Ensuite, il fallait qu’on trouve un batteur ou une batteuse. J’ai fait une prière aux forces occultes qui nous ont envoyé Carla. Elle a répondu à une annonce sur internet et nous a indiqué que le projet l’intéressait. Lorsque nous nous sommes rencontrés, elle nous a dit qu’elle aimait bien les démos, et qu’elle aimait aussi taper fort. On lui a dit que plus elle tapait fort, plus on montait les amplis. En gros, ça s’est fait comme ça. Et puis on s’est bien entendu tout de suite.
Juan et Carla ont été d’accord pour travailler sur le premier EP. Donc on est parti bosser ces morceaux-là. Une fois l’enregistrement fait, on a mis tout de suite cet EP sur les plateformes de streaming. Et le 9 juin 2023, c’était le premier concert de Brüle à Perpignan.
Il y a un côté original aussi à faire du stoner-doom à Perpignan
Arno : C’est vrai qu’à Perpignan, c’est plus du garage, du garage psyché. Il y a un groupe qui s’appelle Deadly Vipers qui faisait du stoner, qui est en pause en ce moment et qui drainait quand même du public. Ce groupe avait un son qui ressemblait à Fu Manchu et qui nous plaisait. C’est en faisant notre musique que l’ambiance autour du doom est arrivée parce qu’on aime bien l’occultisme, des trucs comme ça.
Et on avait envie, plus ou moins, d’intégrer ça à notre son.
Nous sommes partis sur des trucs lourds, gras, un peu naturellement. Après Carla, elle aime bien taper fort, donc, jouer lentement, ça lui va. Parce qu’il y a certains batteurs qui n’aiment pas ça. Mais nous ne nous sommes jamais dit que jouer du doom à Perpignan, c’est chelou. Au départ, on ne voulait même pas dire qu’on faisait du doom. Les premières fois où je disais qu’on faisait du doom, pour démarcher un peu, pour se faire connaître, on a eu quelques retours négatifs. On nous disait qu’on a des morceaux rapides, qui ne sont pas du doom. Donc nous, on s’est dit, on va trouver une autre dénomination. On a appelé ça du stoner occulte. Comme on a la base de stoner et qu’on aime l’occulte, on fait du stoner occulte. Au moins, il n’y a que nous qui faisons ça.

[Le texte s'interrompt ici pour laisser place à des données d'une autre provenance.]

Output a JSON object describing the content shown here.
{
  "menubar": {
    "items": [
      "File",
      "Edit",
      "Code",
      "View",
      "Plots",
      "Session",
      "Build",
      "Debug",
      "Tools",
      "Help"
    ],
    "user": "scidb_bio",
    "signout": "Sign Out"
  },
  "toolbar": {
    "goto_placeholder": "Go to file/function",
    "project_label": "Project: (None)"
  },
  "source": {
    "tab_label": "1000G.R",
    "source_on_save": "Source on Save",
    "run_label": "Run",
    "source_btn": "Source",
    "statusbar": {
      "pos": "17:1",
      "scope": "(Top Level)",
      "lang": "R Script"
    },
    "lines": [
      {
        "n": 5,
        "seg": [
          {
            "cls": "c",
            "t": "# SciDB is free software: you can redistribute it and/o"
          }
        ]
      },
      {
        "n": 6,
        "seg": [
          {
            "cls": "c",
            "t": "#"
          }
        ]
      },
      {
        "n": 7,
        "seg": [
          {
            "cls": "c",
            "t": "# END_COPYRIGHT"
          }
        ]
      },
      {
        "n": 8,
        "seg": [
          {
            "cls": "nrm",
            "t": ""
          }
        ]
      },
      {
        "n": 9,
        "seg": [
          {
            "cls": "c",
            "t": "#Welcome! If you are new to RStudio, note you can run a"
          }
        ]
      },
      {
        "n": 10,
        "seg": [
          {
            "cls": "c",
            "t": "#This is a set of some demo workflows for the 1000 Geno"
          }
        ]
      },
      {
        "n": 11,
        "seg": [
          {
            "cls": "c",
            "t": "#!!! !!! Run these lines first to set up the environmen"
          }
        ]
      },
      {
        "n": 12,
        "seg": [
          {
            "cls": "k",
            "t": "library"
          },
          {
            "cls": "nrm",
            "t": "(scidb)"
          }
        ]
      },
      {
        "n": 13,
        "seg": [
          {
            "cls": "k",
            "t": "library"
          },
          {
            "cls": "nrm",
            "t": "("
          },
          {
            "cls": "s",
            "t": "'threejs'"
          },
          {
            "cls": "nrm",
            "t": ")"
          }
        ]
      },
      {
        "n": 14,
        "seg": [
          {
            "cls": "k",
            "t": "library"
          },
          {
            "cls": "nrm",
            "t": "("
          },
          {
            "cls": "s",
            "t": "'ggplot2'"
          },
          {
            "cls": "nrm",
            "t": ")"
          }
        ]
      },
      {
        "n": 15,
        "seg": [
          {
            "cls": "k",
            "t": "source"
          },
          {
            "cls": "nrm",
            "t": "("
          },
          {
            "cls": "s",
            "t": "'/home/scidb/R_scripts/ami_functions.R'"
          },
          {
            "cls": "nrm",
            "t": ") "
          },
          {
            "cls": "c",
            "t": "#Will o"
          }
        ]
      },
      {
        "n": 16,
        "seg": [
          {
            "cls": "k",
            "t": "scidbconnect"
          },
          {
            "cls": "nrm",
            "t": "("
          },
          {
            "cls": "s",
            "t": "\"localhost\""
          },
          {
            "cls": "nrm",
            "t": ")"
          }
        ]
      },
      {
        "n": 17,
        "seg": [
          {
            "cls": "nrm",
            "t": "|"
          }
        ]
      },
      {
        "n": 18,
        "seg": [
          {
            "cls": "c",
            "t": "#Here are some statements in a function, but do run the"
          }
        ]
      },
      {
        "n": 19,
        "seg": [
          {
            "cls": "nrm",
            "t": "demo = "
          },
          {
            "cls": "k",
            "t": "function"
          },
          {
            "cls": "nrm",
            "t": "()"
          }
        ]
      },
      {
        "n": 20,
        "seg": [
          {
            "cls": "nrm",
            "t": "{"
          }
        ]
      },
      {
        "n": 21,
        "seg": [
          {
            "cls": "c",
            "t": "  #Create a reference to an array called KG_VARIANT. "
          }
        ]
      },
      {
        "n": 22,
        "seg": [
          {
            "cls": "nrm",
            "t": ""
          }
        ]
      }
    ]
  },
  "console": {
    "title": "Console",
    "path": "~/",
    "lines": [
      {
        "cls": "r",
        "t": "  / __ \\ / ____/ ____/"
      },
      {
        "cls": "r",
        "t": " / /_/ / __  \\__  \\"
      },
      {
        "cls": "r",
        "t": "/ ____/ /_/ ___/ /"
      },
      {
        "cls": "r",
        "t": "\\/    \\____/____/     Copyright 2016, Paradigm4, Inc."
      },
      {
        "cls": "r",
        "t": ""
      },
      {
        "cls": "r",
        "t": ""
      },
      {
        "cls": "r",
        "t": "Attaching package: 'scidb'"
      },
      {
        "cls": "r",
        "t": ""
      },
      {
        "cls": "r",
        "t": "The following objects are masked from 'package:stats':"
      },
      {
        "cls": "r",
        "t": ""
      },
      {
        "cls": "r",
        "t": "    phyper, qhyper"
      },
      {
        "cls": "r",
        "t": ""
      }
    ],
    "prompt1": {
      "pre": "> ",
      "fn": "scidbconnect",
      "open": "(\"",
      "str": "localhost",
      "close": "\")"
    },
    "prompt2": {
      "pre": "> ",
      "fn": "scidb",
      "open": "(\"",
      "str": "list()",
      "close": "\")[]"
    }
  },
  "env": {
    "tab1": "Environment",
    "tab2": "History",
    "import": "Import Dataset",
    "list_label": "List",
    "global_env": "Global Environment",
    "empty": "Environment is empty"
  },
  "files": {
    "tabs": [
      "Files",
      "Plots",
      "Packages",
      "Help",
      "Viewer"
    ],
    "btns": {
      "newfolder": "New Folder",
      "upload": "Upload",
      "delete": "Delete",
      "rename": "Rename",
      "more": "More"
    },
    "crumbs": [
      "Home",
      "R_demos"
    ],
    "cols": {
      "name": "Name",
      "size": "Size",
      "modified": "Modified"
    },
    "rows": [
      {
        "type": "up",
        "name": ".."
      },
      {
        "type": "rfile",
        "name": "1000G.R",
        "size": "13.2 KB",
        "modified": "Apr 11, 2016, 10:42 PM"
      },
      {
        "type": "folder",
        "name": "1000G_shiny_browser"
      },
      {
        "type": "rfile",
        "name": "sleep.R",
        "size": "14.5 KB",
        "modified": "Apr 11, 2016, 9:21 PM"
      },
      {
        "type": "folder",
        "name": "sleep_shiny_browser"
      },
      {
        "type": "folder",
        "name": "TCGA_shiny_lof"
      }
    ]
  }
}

Quand je fais de la musique, il me faut une sorte de fil directeur. Il me faut un concept. Parce que sinon, je ne sais pas où on peut aller.
Ce côté occulte, est d’ailleurs ce qui vous a inspiré dans la réalisation de vos 2 albums, L’Œuvre Noire et Beltane, qui vient de sortir. Est-ce que c’est quelque chose qui vous a toujours marqué ?
Arno : Quand je fais de la musique, il me faut une sorte de fil directeur. Il me faut un concept. Parce que sinon, je ne sais pas où on peut aller. Du coup, on peut partir dans tous les sens et ne pas avancer. L’occultisme, ça nous permet d’avoir des thèmes. Juan va arriver avec des riffs et des idées, avec un thème et des paroles. Et puis après, moi, je vais retravailler derrière, et vice-versa. On échange comme ça. Et ça nous permet d’avoir une sorte de base sur laquelle travailler.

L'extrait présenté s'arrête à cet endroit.